Like the first three speakers, Devra Lee Davis said there are strong correlations of the effect of cellphones on children’s brains, but not direct evidence.

“We don’t have a lot of clear information,” she said, “and if we’re really smart, we’re not going to wait for it.”

Davis, who founded the Center for Environmental Oncology at the University of Pittsburgh, agreed with others that male fertility can be affected by microwaves, and much more than female fertility.

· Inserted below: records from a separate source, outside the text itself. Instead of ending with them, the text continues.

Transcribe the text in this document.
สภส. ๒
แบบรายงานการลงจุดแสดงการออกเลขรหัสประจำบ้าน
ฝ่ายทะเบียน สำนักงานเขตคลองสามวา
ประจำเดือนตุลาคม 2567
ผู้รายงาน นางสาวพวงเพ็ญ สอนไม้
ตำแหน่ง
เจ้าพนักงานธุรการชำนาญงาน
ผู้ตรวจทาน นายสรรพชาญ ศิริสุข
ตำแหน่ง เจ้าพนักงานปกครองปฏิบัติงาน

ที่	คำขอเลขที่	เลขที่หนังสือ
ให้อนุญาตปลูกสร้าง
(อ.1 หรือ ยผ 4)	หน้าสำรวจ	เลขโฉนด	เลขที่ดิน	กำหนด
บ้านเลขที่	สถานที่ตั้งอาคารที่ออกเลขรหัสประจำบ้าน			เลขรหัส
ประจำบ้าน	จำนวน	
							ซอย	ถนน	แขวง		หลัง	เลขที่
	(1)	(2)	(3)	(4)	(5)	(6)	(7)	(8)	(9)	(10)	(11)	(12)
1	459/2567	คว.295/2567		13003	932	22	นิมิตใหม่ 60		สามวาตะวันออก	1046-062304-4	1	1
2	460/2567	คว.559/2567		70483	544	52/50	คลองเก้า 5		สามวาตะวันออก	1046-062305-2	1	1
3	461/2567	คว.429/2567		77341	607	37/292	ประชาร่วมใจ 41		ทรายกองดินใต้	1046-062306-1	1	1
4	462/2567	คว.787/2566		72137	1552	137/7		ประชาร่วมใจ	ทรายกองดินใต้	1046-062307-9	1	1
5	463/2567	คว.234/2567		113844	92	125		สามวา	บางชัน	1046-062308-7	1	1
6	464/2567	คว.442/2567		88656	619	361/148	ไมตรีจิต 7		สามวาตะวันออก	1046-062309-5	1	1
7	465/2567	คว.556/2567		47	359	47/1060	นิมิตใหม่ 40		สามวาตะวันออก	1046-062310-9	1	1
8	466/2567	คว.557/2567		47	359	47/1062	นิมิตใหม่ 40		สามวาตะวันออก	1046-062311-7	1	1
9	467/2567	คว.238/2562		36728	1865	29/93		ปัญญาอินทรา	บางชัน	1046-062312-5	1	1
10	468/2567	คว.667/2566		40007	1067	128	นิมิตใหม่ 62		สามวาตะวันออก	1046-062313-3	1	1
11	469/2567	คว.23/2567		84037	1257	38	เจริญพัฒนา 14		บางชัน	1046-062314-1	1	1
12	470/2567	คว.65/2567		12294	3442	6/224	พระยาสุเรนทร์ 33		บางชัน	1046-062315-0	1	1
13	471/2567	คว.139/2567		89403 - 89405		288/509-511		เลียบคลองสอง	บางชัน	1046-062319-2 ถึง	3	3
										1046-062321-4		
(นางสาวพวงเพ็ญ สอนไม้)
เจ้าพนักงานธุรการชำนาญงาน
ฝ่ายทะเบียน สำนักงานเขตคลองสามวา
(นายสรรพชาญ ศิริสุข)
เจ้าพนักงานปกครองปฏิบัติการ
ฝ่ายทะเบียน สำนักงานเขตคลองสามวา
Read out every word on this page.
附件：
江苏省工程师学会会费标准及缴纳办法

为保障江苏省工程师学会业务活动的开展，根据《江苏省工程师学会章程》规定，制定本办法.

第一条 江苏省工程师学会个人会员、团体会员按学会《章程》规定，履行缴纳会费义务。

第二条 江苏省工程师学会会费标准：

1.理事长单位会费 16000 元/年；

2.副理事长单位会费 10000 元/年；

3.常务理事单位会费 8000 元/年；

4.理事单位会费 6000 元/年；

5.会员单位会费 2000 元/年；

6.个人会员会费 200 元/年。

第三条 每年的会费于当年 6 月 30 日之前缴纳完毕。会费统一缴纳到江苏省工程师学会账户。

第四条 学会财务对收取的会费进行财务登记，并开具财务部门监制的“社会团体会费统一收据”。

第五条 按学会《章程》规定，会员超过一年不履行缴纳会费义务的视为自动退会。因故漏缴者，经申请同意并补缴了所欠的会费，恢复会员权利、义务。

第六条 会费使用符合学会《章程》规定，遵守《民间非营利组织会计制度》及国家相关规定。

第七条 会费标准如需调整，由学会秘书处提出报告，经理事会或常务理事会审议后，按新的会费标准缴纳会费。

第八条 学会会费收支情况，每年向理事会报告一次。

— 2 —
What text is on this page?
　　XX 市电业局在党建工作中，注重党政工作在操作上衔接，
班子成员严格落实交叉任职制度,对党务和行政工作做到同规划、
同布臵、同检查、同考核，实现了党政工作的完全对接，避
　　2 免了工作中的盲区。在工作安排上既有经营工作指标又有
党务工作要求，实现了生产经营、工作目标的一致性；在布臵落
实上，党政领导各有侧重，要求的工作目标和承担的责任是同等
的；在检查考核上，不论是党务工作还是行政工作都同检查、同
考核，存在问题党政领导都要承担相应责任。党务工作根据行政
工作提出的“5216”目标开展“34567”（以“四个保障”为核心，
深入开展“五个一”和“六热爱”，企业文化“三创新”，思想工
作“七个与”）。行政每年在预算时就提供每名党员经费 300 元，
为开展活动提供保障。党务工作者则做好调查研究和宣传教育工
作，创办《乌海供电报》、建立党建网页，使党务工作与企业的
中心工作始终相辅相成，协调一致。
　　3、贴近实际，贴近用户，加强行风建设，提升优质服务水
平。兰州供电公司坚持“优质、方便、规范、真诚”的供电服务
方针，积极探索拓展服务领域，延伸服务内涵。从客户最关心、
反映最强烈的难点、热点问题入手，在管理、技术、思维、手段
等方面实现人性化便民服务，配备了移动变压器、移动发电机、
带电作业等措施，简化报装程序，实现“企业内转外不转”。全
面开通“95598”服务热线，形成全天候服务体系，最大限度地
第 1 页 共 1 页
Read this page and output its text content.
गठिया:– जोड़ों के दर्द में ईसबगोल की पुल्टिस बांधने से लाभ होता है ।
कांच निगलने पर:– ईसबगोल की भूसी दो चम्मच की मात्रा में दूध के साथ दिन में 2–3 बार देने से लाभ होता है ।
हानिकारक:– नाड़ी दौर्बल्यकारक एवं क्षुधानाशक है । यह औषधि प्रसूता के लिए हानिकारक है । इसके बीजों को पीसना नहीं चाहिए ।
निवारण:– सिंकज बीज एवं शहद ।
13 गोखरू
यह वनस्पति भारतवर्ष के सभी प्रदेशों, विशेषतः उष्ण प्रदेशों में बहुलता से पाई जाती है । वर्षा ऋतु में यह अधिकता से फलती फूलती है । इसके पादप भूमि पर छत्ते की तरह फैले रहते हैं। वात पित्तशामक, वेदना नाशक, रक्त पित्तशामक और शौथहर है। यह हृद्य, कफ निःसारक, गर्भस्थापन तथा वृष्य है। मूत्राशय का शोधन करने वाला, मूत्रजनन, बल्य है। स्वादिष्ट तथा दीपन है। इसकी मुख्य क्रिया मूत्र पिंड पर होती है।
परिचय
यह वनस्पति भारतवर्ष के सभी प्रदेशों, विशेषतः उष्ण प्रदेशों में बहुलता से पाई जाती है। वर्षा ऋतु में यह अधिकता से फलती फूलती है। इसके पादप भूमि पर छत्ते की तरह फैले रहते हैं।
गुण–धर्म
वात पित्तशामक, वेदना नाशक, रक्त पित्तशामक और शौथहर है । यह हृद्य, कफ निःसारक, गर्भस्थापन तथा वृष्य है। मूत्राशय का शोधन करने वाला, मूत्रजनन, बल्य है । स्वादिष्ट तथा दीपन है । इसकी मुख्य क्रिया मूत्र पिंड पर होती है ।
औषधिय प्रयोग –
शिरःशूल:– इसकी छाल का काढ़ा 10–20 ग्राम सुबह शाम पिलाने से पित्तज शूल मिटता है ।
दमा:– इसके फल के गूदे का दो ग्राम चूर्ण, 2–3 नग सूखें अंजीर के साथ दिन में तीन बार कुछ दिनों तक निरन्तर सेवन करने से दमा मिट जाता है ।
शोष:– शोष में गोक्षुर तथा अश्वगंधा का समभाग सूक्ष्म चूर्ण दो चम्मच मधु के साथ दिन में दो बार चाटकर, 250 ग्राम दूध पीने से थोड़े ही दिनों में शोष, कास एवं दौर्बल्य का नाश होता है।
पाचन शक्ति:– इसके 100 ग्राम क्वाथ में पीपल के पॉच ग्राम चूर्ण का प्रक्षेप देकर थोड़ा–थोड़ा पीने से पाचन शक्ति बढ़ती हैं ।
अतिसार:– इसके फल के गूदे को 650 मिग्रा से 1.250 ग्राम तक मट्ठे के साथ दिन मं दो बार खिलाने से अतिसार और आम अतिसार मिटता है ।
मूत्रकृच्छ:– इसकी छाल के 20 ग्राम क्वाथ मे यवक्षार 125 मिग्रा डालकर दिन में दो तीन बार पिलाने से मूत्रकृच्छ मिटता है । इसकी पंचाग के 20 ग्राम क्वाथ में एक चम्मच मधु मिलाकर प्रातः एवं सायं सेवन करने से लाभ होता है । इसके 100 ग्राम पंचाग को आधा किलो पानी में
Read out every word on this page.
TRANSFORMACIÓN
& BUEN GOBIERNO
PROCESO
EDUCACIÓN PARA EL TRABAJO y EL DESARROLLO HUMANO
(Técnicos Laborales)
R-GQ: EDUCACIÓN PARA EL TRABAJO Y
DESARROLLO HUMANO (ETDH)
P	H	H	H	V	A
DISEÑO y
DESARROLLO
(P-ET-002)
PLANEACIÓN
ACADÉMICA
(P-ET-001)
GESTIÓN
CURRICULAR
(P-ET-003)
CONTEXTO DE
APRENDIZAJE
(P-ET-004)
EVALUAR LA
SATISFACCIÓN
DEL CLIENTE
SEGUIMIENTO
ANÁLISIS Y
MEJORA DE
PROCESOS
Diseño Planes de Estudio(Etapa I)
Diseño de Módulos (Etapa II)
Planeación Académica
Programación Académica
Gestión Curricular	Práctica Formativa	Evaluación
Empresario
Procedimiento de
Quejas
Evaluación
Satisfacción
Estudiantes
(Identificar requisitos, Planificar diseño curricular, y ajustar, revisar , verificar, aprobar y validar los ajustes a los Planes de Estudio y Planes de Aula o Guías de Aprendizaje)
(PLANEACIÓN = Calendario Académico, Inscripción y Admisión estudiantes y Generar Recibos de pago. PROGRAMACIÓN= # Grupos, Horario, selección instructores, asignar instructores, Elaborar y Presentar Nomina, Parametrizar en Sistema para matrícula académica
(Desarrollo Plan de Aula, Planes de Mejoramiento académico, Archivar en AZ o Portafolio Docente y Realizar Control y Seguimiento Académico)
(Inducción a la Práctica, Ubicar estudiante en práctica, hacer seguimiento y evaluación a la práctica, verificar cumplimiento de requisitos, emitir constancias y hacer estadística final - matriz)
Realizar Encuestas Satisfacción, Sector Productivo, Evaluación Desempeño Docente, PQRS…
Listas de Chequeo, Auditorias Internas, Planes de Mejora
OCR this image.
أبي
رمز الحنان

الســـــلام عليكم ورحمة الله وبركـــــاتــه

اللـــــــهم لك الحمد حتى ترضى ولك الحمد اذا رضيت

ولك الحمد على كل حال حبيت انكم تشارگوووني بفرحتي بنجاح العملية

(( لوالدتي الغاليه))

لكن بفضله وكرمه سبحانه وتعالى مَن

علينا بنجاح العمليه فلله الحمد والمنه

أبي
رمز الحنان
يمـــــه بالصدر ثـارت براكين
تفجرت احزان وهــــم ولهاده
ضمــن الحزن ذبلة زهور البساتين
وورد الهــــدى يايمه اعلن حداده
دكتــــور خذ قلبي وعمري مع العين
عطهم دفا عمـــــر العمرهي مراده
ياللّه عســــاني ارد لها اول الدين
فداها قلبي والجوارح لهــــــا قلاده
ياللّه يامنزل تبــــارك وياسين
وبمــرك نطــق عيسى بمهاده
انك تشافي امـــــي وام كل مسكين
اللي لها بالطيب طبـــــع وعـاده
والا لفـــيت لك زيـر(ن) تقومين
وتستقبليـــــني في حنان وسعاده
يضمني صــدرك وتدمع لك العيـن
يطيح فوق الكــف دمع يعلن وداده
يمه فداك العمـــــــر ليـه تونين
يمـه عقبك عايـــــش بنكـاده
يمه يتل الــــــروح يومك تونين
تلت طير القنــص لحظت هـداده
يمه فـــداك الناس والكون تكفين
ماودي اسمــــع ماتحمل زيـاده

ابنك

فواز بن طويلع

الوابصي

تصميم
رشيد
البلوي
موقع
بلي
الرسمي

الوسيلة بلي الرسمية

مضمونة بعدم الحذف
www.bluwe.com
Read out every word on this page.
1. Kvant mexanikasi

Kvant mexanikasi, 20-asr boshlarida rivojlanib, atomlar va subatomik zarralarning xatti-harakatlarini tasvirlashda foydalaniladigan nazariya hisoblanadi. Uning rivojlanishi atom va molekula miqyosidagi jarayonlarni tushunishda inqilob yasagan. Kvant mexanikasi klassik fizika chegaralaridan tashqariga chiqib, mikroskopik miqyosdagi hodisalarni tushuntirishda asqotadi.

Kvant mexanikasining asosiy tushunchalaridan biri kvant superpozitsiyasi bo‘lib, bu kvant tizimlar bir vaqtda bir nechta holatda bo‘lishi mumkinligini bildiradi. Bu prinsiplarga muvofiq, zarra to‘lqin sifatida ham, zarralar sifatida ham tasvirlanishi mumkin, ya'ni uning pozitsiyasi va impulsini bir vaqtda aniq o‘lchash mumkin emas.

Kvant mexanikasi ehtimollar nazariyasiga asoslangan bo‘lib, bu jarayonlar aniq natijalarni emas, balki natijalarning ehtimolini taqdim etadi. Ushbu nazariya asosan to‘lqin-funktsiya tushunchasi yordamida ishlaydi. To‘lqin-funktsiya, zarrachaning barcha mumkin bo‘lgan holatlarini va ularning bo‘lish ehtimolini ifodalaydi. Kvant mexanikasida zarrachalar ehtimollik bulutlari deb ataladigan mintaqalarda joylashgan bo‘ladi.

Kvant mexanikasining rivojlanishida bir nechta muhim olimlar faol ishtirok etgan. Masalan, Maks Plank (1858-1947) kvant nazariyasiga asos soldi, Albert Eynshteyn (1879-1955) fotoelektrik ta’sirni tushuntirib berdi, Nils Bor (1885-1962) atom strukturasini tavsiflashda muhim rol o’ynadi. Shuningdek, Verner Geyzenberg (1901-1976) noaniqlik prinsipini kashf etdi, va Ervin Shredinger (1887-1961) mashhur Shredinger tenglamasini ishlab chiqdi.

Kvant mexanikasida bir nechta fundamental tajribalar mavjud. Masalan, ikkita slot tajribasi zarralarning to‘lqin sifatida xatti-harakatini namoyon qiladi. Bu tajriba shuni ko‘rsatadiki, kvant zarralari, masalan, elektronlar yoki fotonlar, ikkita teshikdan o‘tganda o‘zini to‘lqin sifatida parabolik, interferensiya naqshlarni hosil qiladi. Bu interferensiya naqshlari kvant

Female reproductive organs are more protected than males’, and males continue to manufacture reproductive cells throughout their lives, while women are born with all of theirs.

“When you guys put that cellphone in your pocket, think about it,” she said to the men in the room.

The panelists had advice for the roughly 50 people who attended the presentation. Turn your cellphones off when they’re not using them. Keep them as far away from your bodies as possible, and keep them as far away from your head as possible when you talk on them. Cellphones should not be kept near the abdomen of pregnant women, and young children should only use them in an emergency. Don’t sleep with your phone. And men who would like to be fathers some day should keep their phones out of their pockets.